PodGist

Podcast Transcripts

 RSS

Year Filtering

2024-05-30 11:56 by Staff

We'll be rolling out new year filters on the podcast episode list pages. This will make it much easier to page through podcasts that have many many many years of transcripts.

Accuracy

2024-03-21 21:14 by Staff

We recently made some improvements to the engines we use to generate transcripts, so you should notice a substantial increase in accuracy.

Better Search

2023-02-20 11:07 by Staff

It's technically been live now for a few months, but we're happy to officially announce the successful roll-out of a new search mechanism that allows full-text search for all transcripts site-wide. At the top of the homepage and each podcast's list page, you should now see a search bar that allows quick retrieval of text matches on each page's title and body content.

Providing an affordable full-text search system to index hundreds of thousands of documents, without the use of an expensive dedicated server, is no simple feat. To minimize costs while keeping search performance high, we've tried a variety of client-side search tools, like Lunr.js, but these always required constantly building and re-uploading massive indexes every day, or just worked too slowly in the browser given the size of our dataset. Most of these tools were designed to index a simple blog, with a few dozen pages. Not thousands.

We came close to using Sql.js, which worked fairly well in the browser, even if it is still a bit experimental, but its lack of sharding required rebuilding large indexes every day, which wasn't practical.

Eventually, we settled on Pagefindfs, which runs quickly and supports sharding, allowing us to build segmented indexes, so we only have to upload new indexes for the most recent document changes, saving a lot of money and bandwidth.

The only limitation it has is that some of the more advanced search features, like filtering by publication date or author, require each transcript page be explicitly tagged with meta data in a specific Pagefindfs syntax. And since we've been building pages for years, long before we ever knew about Pagefindfs, most pages don't contain those tags. As we move forward, new pages will contain Pagefindfs tags, and given time, we might retroactively parse our old documents and insert the appropriate tags.

RSS

2021-12-26 15:01 by Staff

To help subscribers stay on top of the most recent published transcripts for their favorite podcast, we've added a dedicated RSS feed link to every podcast list page, as well as this news section. You can find the RSS link at the bottom of the podcast description.

User Corrections

2020-11-15 18:00 by Staff

We're very grateful to the users who financially support us by visiting our sponsors or purchasing a subscription. This money helps cover our ever growing hosting costs as well as the services we use to transcribe content.

Previously, our transcript generation was entirely automated using a combination of cheap speech-to-text engines and inexpensive proprietary services. This allowed us to quickly transcribe hundreds of podcasts a month at a sustainable cost. The downside is that the accuracy of the transcripts wasn't perfect.
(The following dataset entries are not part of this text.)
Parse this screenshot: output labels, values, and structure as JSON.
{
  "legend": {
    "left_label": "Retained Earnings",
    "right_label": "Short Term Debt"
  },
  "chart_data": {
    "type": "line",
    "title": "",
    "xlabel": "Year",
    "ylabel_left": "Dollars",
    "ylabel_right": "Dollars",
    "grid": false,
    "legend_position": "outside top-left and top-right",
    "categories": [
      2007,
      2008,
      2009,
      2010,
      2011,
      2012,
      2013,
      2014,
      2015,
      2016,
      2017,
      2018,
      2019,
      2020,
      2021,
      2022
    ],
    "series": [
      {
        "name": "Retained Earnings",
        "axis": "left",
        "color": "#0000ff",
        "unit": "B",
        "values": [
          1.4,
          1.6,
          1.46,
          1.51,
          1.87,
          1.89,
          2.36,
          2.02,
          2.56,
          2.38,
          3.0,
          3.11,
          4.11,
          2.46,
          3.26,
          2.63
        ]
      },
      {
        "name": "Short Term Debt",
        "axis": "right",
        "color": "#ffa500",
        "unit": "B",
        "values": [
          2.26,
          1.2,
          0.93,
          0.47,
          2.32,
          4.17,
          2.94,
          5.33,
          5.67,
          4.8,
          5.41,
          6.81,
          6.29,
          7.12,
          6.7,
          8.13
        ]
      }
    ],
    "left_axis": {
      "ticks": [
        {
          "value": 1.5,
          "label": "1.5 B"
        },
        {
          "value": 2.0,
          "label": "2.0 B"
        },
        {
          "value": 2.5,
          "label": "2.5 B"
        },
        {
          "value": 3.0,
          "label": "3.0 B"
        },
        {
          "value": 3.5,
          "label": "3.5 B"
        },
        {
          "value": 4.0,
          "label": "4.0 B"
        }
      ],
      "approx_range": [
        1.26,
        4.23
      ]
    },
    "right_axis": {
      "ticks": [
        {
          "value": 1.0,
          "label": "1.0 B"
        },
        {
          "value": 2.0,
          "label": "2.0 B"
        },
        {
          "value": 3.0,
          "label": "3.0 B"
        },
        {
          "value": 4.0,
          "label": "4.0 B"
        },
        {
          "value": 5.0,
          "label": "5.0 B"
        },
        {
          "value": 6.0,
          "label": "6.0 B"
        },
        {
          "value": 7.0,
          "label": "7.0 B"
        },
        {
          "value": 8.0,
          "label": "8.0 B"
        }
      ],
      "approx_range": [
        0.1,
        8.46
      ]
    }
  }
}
Tools and services that provide near 100% accurate transcriptions are already available, but they're very expensive. To keep the site sustainable, we transcribe most audio using multiple inexpensive tools, and when those tools can't agree on a transcription, then we use more expensive tools to improve the result. Yet due to cost restrictions, we're still not able to run the more accurate transcribers on all audio. That's a problem we're trying to fix.

For a while, at the bottom of every page, we've had a link to a survey to solicit feedback and suggestions. Since the beginning, the top suggestion has been something along the lines of "Improve your darn accuracy!"

In this same survey, several users have also responded that they're unwilling or unable to financially contribute, but they wouldn't mind helping to correct errors in our transcripts. So we've decided to take them up on that offer. Over the next several weeks, we'll be gradually rolling out a change to all transcript pages that will allow logged-in users to submit corrections.

Now, every transcript will have an "Edit" button near the top of the page. Clicking this button will enable editing mode, as well as color-code sections of the transcript that our system suspects need the most correction. The color code is a gradient going from bright red, meaning the transcription is almost certainly wrong, to bright green, meaning it's likely correct or has already been corrected by a human.

In editing mode, clicking a section of the transcript will display a modal dialog allowing you to submit corrected text. Once the correction is reviewed by our staff, it'll be incorporated into the complete transcript.

We don't expect anyone to submit corrections for free. In exchange for making a minimum of 30 corrections, a user will receive a 1 month subscription to all ad-free content. After that, every 1 corrections will extend the subscription by 1 day. We'll likely adjust these levels as we get feedback.

We hope that this feature opens a new path for improving accuracy while also allowing users to become more engaged with the site.